ヒットする中には、「ゾンビが発生した際にもっとも致死率が高い州と生き延びる確率が高い州」(「歩行者に優しい(walkable) 」町で金物屋が少ないとゾンビには耐性が低いようです)とか、ゾンビに備えてこれだけは用意しておきたい装備とか、ゾンビについて考察している人が多いのに驚きます。

この現象をきっと社会学のほうで論じてる人もいるんだろうなーと思ったら、やっぱりいた。
タフツ大学のDaniel Dreznerという教授が「国際政治とゾンビ論」という本を書いてらっしゃるそうです。

この本は読んでませんが、MotherboardにDrezner教授に話を聞いて書かれた記事があり、それによると、グーグル検索のトレンドでも「ゾンビ・アポカリプス」という語での検索が2009年頃から急激に増加しているんだそうです。
やっぱり、最近どうもゾンビゾンビってよく目にするって気がしてたのは、気のせいじゃなかったんですね。

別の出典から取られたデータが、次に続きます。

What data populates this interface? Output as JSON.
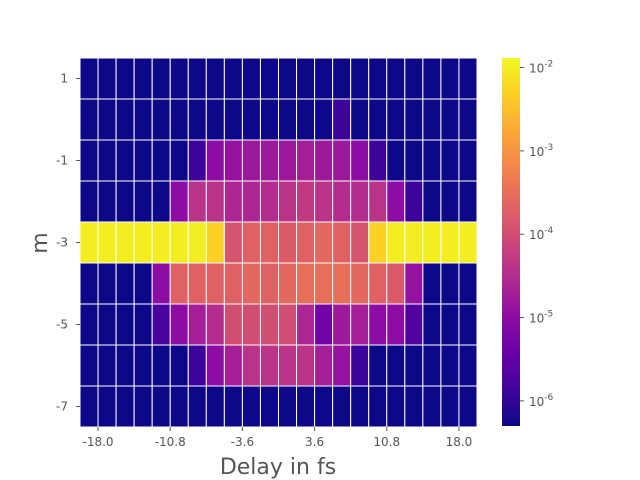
{
  "chart_data": {
    "type": "heatmap",
    "title": "",
    "xlabel": "Delay in fs",
    "ylabel": "m",
    "x_ticks": [
      "-18.0",
      "-10.8",
      "-3.6",
      "3.6",
      "10.8",
      "18.0"
    ],
    "x_tick_values": [
      -18.0,
      -10.8,
      -3.6,
      3.6,
      10.8,
      18.0
    ],
    "xlim": [
      -19.8,
      19.8
    ],
    "y_ticks": [
      "1",
      "-1",
      "-3",
      "-5",
      "-7"
    ],
    "y_tick_values": [
      1,
      -1,
      -3,
      -5,
      -7
    ],
    "ylim": [
      -7.5,
      1.5
    ],
    "x_bin_centers": [
      -18.9,
      -17.1,
      -15.3,
      -13.5,
      -11.7,
      -9.9,
      -8.1,
      -6.3,
      -4.5,
      -2.7,
      -0.9,
      0.9,
      2.7,
      4.5,
      6.3,
      8.1,
      9.9,
      11.7,
      13.5,
      15.3,
      17.1,
      18.9
    ],
    "y_values": [
      1,
      0,
      -1,
      -2,
      -3,
      -4,
      -5,
      -6,
      -7
    ],
    "colormap": "plasma",
    "colorscale": "log",
    "color_range": [
      5e-07,
      0.013
    ],
    "colorbar_ticks": [
      "10",
      "10",
      "10",
      "10",
      "10"
    ],
    "colorbar_tick_exponents": [
      "-2",
      "-3",
      "-4",
      "-5",
      "-6"
    ],
    "colorbar_tick_values": [
      0.01,
      0.001,
      0.0001,
      1e-05,
      1e-06
    ],
    "z_log10": [
      [
        -6.3,
        -6.3,
        -6.3,
        -6.3,
        -6.3,
        -6.3,
        -6.3,
        -6.3,
        -6.3,
        -6.3,
        -6.3,
        -6.3,
        -6.3,
        -6.3,
        -6.3,
        -6.3,
        -6.3,
        -6.3,
        -6.3,
        -6.3,
        -6.3,
        -6.3
      ],
      [
        -6.3,
        -6.3,
        -6.3,
        -6.3,
        -6.3,
        -6.3,
        -6.3,
        -6.3,
        -6.3,
        -6.3,
        -6.3,
        -6.3,
        -6.3,
        -6.3,
        -5.9,
        -6.3,
        -6.3,
        -6.3,
        -6.3,
        -6.3,
        -6.3,
        -6.3
      ],
      [
        -6.3,
        -6.3,
        -6.3,
        -6.3,
        -6.3,
        -6.3,
        -5.9,
        -5.0,
        -4.9,
        -4.8,
        -4.8,
        -4.8,
        -4.7,
        -4.8,
        -4.8,
        -5.0,
        -5.9,
        -6.3,
        -6.3,
        -6.3,
        -6.3,
        -6.3
      ],
      [
        -6.3,
        -6.3,
        -6.3,
        -6.3,
        -6.3,
        -5.0,
        -4.4,
        -4.4,
        -4.6,
        -4.6,
        -4.5,
        -4.4,
        -4.3,
        -4.4,
        -4.5,
        -4.5,
        -4.4,
        -5.0,
        -5.9,
        -6.3,
        -6.3,
        -6.3
      ],
      [
        -2.0,
        -2.0,
        -2.0,
        -2.0,
        -2.0,
        -2.0,
        -2.0,
        -2.3,
        -3.9,
        -3.7,
        -3.7,
        -3.8,
        -3.7,
        -3.6,
        -3.7,
        -3.9,
        -2.3,
        -2.0,
        -2.0,
        -2.0,
        -2.0,
        -2.0
      ],
      [
        -6.3,
        -6.3,
        -6.3,
        -6.3,
        -5.0,
        -3.7,
        -3.7,
        -3.7,
        -3.7,
        -3.6,
        -3.7,
        -3.6,
        -3.5,
        -3.5,
        -3.5,
        -3.6,
        -3.7,
        -3.8,
        -4.9,
        -6.3,
        -6.3,
        -6.3
      ],
      [
        -6.3,
        -6.3,
        -6.3,
        -6.3,
        -5.8,
        -5.0,
        -4.7,
        -4.5,
        -4.0,
        -4.0,
        -4.0,
        -4.0,
        -4.6,
        -5.3,
        -4.8,
        -4.7,
        -5.0,
        -5.0,
        -5.7,
        -6.3,
        -6.3,
        -6.3
      ],
      [
        -6.3,
        -6.3,
        -6.3,
        -6.3,
        -6.3,
        -6.3,
        -5.9,
        -5.0,
        -4.7,
        -4.4,
        -4.4,
        -4.4,
        -4.4,
        -4.7,
        -4.9,
        -5.9,
        -6.3,
        -6.3,
        -6.3,
        -6.3,
        -6.3,
        -6.3
      ],
      [
        -6.3,
        -6.3,
        -6.3,
        -6.3,
        -6.3,
        -6.3,
        -6.3,
        -6.3,
        -6.3,
        -6.3,
        -6.3,
        -6.3,
        -6.3,
        -6.3,
        -6.3,
        -6.3,
        -6.3,
        -6.3,
        -6.3,
        -6.3,
        -6.3,
        -6.3
      ]
    ]
  }
}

この教授は、ゾンビへの関心は「先行き不透明な時代に増え、2009年の金融危機も影響している」といい、「Zombie logic (ゾンビ的論理)」は人間不信を高め、「人間のすることはいつかとんでもない事態を招くに違いない」という不信を蔓延させる、と警鐘を鳴らしています。
(記事の真ん中は今シーズンのWalking Dead のネタバレっぽかったので飛ばして読んだため、肝心なところが読めませんでしたが)
要するに、不安だからといって、周りが皆敵になってしまうゾンビの世界に頭を占領されていては、ますます袋小路にハマってしまうではないか、という主張のようです。

終わったのかどうかわからない永遠に続きそうな戦争、世界中にはびこる悪意、特にアメリカ人に向けられる敵意、所得の格差、貧困、イデオロギーの対立、疫病、環境破壊、経済危機。
どれをとっても解決できそうな糸口さえなくて、ニュースを真面目に見ていたらあっという間に神経衰弱になりそうな毎日。

不安が不安を増幅させる、というのはあるかもしれないけど、これだけ材料が揃えば不安になるのは当たり前、というだけではなくて、まだまだこれから本当にわけのわからない世界が出現するかもしれない、しそうだ、いやするに違いない、という漠然とした不安を感じる人が多いということなんでしょう。

19世紀末や20世紀始めにムンクや象徴派の画家たちが描いたような不安が、いまの世の中にはメタンガスのようにただよっているのかもしれません。